# hoyt



## aacosta (Dec 18, 2015)

Looking at Torrex XT or Axius. Torrex is $700 Axius $800. Any pros, cons, opinions? Thanks


----------



## WhitetailNWalleye (Jul 20, 2019)

If your certain those are the models you want, shoot them both about 5 times in a row. Then alternate back and forth between the two bows shot for shot until you can decide which one you like more. I recently went and shot a bunch of bows and I shot the rx-5 and ventum, but I didn't shoot either of the models you mentioned so I can't be any help there. My final two bows came down to the rx-5 and the Matthew's v3. I never thought I'd own a Matthew's but it's a damn good shooting bow so it's what I'll be hunting with next season.


----------



## 454casull (Jan 6, 2005)

Both are very short ATA, 6" brace height too. The Axius is a 2020 model that looks like it is not in the 2021 line-up. What is your DL? If over 27" I would think these would present some string angle issues. You have to shoot them, small so good box/pop up blind bow.


----------



## Namrock (Apr 12, 2016)

454 knows his $*:+ when it comes to archery.

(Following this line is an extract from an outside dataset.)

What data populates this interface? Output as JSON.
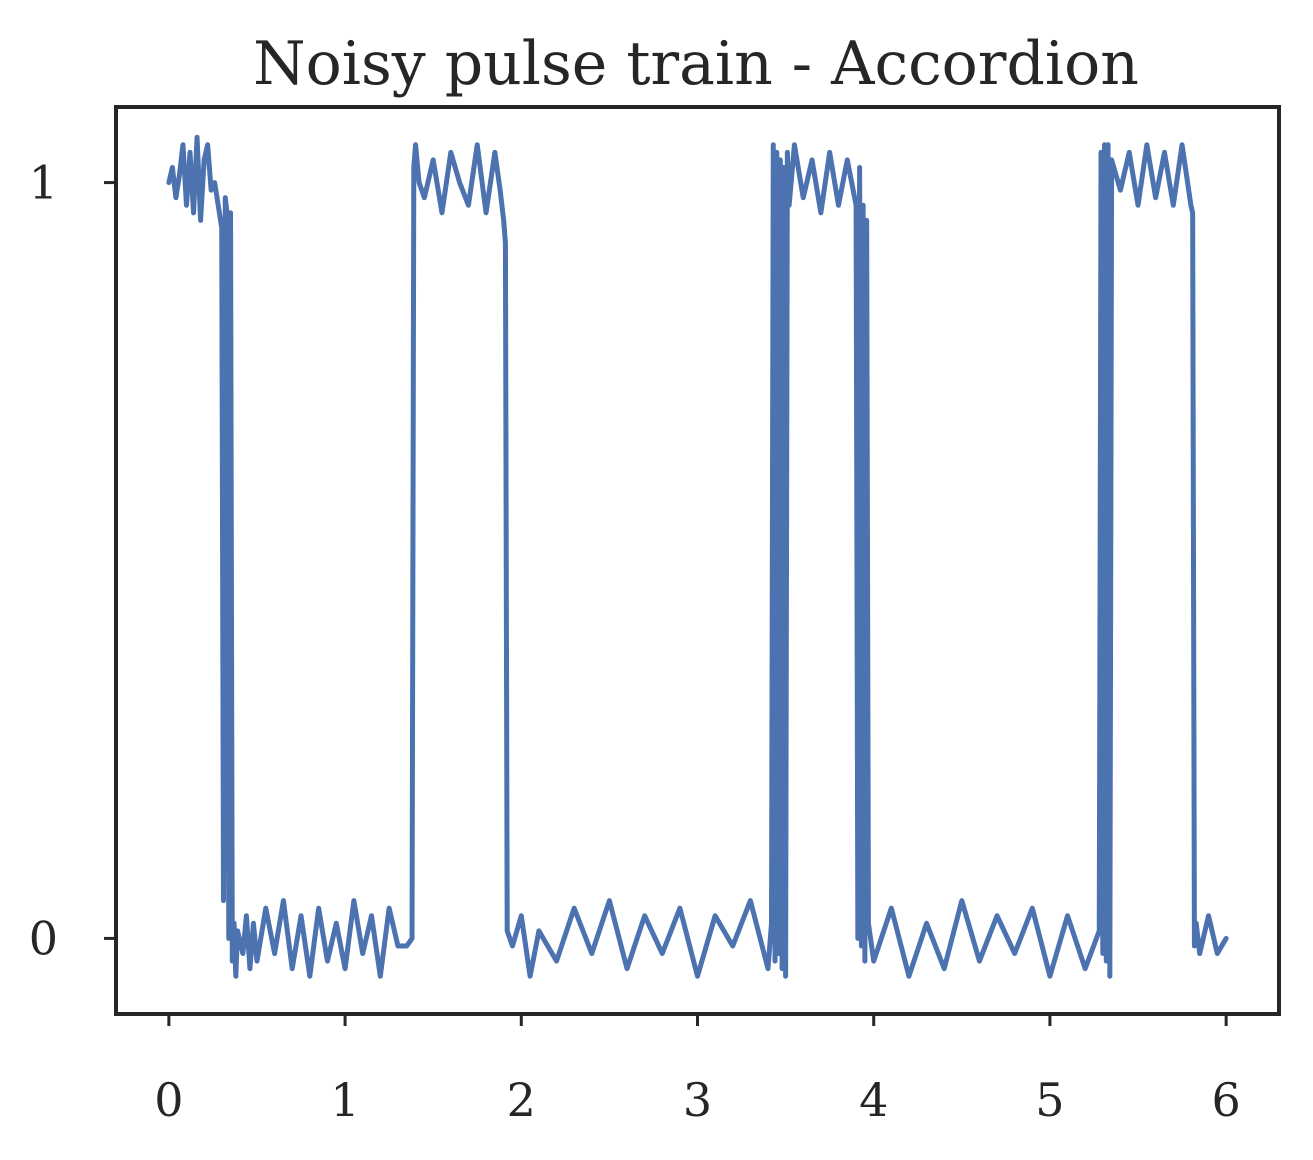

Hmmmmmm, now where is @Hoytman5 when you need him????


----------



## aacosta (Dec 18, 2015)

Not 100% set on these, have wanted a hoyt and like the price range. I've only had 2 bows. First was a darton handed down, the second a entry level bear I just sold, a 2012 model. Draw length is 27.5


----------



## WhitetailNWalleye (Jul 20, 2019)

aacosta said:


> Not 100% set on these, have wanted a hoyt and like the price range. I've only had 2 bows. First was a darton handed down, the second a entry level bear I just sold, a 2012 model. Draw length is 27.5


The bow shop should be more than happy to let you shoot pretty much anything they have for sale. I'd recommend going and shooting a number of bows in your price range and see what you like the most. I.e when I went we shot 2 hoyts, 2 mathews, a bowtech, a prime, and a pse.


----------



## aacosta (Dec 18, 2015)

That is the ultimate plan, bow shop next weekend.


----------



## WhitetailNWalleye (Jul 20, 2019)

aacosta said:


> That is the ultimate plan, bow shop next weekend.


Awesome! Have fun and happy shopping lol. I'm the most excited I've been to shoot this summer than I have been in a long time after getting mine. Mine is my first new one.


----------



## aacosta (Dec 18, 2015)

Well not a hoyt.... haha, ended up with a mathews vertix. Waiting on it to be delivered


----------



## WhitetailNWalleye (Jul 20, 2019)

aacosta said:


> Well not a hoyt.... haha, ended up with a mathews vertix. Waiting on it to be delivered


Congrats! Hopefully the wait won't be too long!


----------